Additional experiments revealed that NG1 interacts with a protein called LptA, a novel drug goal involved within the synthesis of the bacterial outer membrane. It seems that the drug works by interfering with membrane synthesis, which is fatal to cells.
Unconstrained design
In a second round of studies, the researchers explored the potential of using generative AI to freely design molecules, using Gram-positive bacteria, as their goal.
Again, the researchers used CReM and VAE to generate molecules, but this time with no constraints aside from the final rules of how atoms can join to form chemically plausible molecules. Together, the models generated greater than 29 million compounds. The researchers then applied the identical filters that they did to the candidates, but specializing in , eventually narrowing the pool right down to about 90 compounds.

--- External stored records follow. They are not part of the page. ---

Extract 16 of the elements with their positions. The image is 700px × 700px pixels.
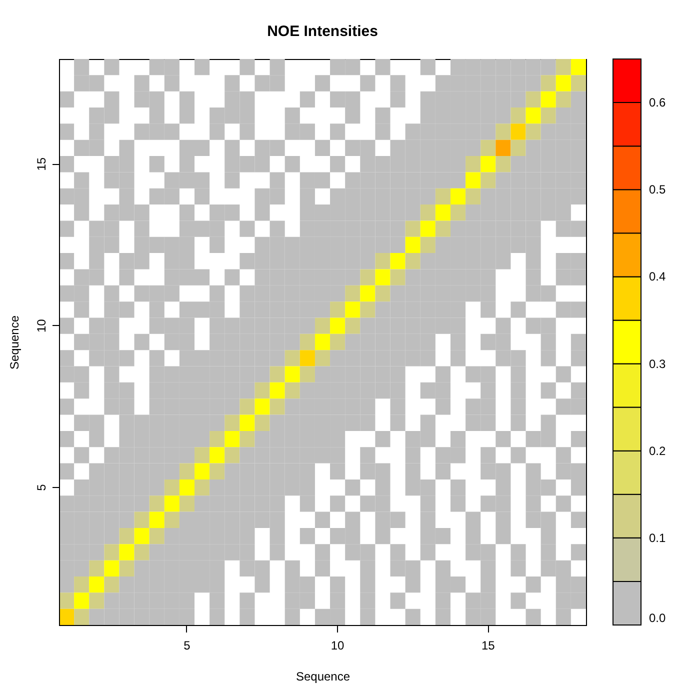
color-bar-label: 0.6: [649, 96, 666, 110]
x-axis-title: Sequence: [296, 670, 350, 684]
color-bar-label: 0.5: [649, 182, 666, 197]
color-bar-label: 0.2: [649, 444, 666, 458]
y-tick-label: 10: [34, 318, 48, 333]
y-tick-label: 15: [34, 157, 48, 171]
color-bar-label: 0.4: [649, 270, 666, 284]
color-bar-label: 0.3: [649, 356, 666, 371]
y-tick-label: 5: [34, 484, 48, 491]
x-tick-label: 10: [330, 638, 345, 652]
color-bar-label: 0.1: [649, 530, 666, 545]
y-axis-title: Sequence: [8, 315, 22, 370]
color-bar-label: 0.0: [649, 611, 666, 625]
x-tick-label: 5: [184, 638, 191, 652]
x-tick-label: 15: [481, 638, 496, 652]
chart-title: NOE Intensities: [267, 23, 378, 40]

They were in a position to synthesize and test 22 of those molecules, and 6 of them showed strong antibacterial activity against multi-drug-resistant grown in a lab dish. Additionally they found that the highest candidate, named DN1, was in a position to clear a methicillin-resistant (MRSA) skin infection in a mouse model. These molecules also appear to interfere with bacterial cell membranes, but with broader effects not limited to interaction with one specific protein.
Phare Bio, a nonprofit that can also be a part of the Antibiotics-AI Project, is now working on further modifying NG1 and DN1 to make them suitable for extra testing.
“In a collaboration with Phare Bio, we’re exploring analogs, in addition to working on advancing the perfect candidates preclinically, through medicinal chemistry work,” Collins says. “We’re also enthusiastic about applying the platforms that Aarti and the team have developed toward other bacterial pathogens of interest, notably and .”
The research was funded, partly, by the U.S. Defense Threat Reduction Agency, the National Institutes of Health, the Audacious Project, Flu Lab, the Sea Grape Foundation, Rosamund Zander and Hansjorg Wyss for the Wyss Foundation, and an anonymous donor.